My proposal here, and this is just brief,  is to firstly allocate them to designated spaces. One local business in Tuggeranong seemed to have copped a right royal hammering from the presence of many signs and no, that was not fair at all. So be nice politicians, remember you actually need people to like you to get elected. It just isn’t good enough to say you are Team Good and therefore deserve to be elected over those Teams Bad.

Next have these designated spaces costed for their placement and then have that cost deducted from the campaign finance. As an example, those Drakeford Drive/Parkway signs seen by roughly 17,000 cars a day according to Roads ACT figures, may go for, and I’m just guessing here so I may be wrong, about $150 per day. Multiply that out by 3 weeks, 7 days, and yes that is about $810,000. And that is one side of the road, one location only. I’m guessing we’d see a whole lot less signs if this happened.

That should solve the issue of having too many of them but at the same time allowing a free fight for all those who want to run for office, big and small.
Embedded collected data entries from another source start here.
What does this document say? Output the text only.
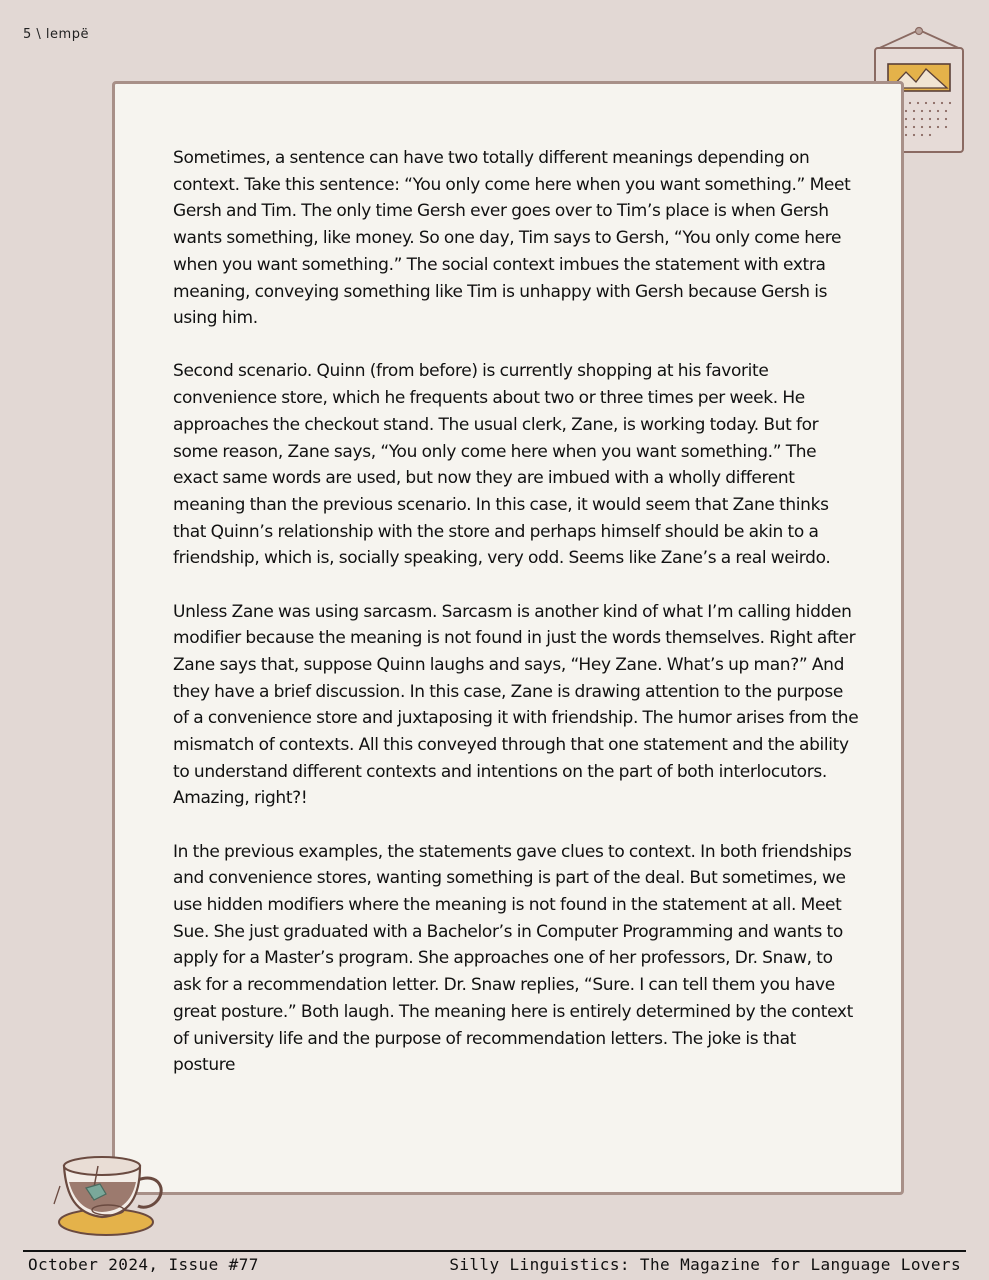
5 \ lempë

Sometimes, a sentence can have two totally different meanings depending on context. Take this sentence: “You only come here when you want something.” Meet Gersh and Tim. The only time Gersh ever goes over to Tim’s place is when Gersh wants something, like money. So one day, Tim says to Gersh, “You only come here when you want something.” The social context imbues the statement with extra meaning, conveying something like Tim is unhappy with Gersh because Gersh is using him.

Second scenario. Quinn (from before) is currently shopping at his favorite convenience store, which he frequents about two or three times per week. He approaches the checkout stand. The usual clerk, Zane, is working today. But for some reason, Zane says, “You only come here when you want something.” The exact same words are used, but now they are imbued with a wholly different meaning than the previous scenario. In this case, it would seem that Zane thinks that Quinn’s relationship with the store and perhaps himself should be akin to a friendship, which is, socially speaking, very odd. Seems like Zane’s a real weirdo.

Unless Zane was using sarcasm. Sarcasm is another kind of what I’m calling hidden modifier because the meaning is not found in just the words themselves. Right after Zane says that, suppose Quinn laughs and says, “Hey Zane. What’s up man?” And they have a brief discussion. In this case, Zane is drawing attention to the purpose of a convenience store and juxtaposing it with friendship. The humor arises from the mismatch of contexts. All this conveyed through that one statement and the ability to understand different contexts and intentions on the part of both interlocutors. Amazing, right?!

In the previous examples, the statements gave clues to context. In both friendships and convenience stores, wanting something is part of the deal. But sometimes, we use hidden modifiers where the meaning is not found in the statement at all. Meet Sue. She just graduated with a Bachelor’s in Computer Programming and wants to apply for a Master’s program. She approaches one of her professors, Dr. Snaw, to ask for a recommendation letter. Dr. Snaw replies, “Sure. I can tell them you have great posture.” Both laugh. The meaning here is entirely determined by the context of university life and the purpose of recommendation letters. The joke is that posture

October 2024, Issue #77	Silly Linguistics: The Magazine for Language Lovers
And finally limit the negative signs. I’d do this by design, perhaps have 1-2 only and restricted by number, and that is it. Again, if you can’t promise that many positives to people I think you need to go back to the drawing board about politics. You need to give people a reason to vote for you, not just vote against the other candidates.

I hope you’ve enjoyed reading this piece, AND please understand this is just my thoughts and my guesses so I may be wrong on some of the pricing figures but I look forward to finishing my research project on the roadside signs of the 2016 ACT election at a date into the future.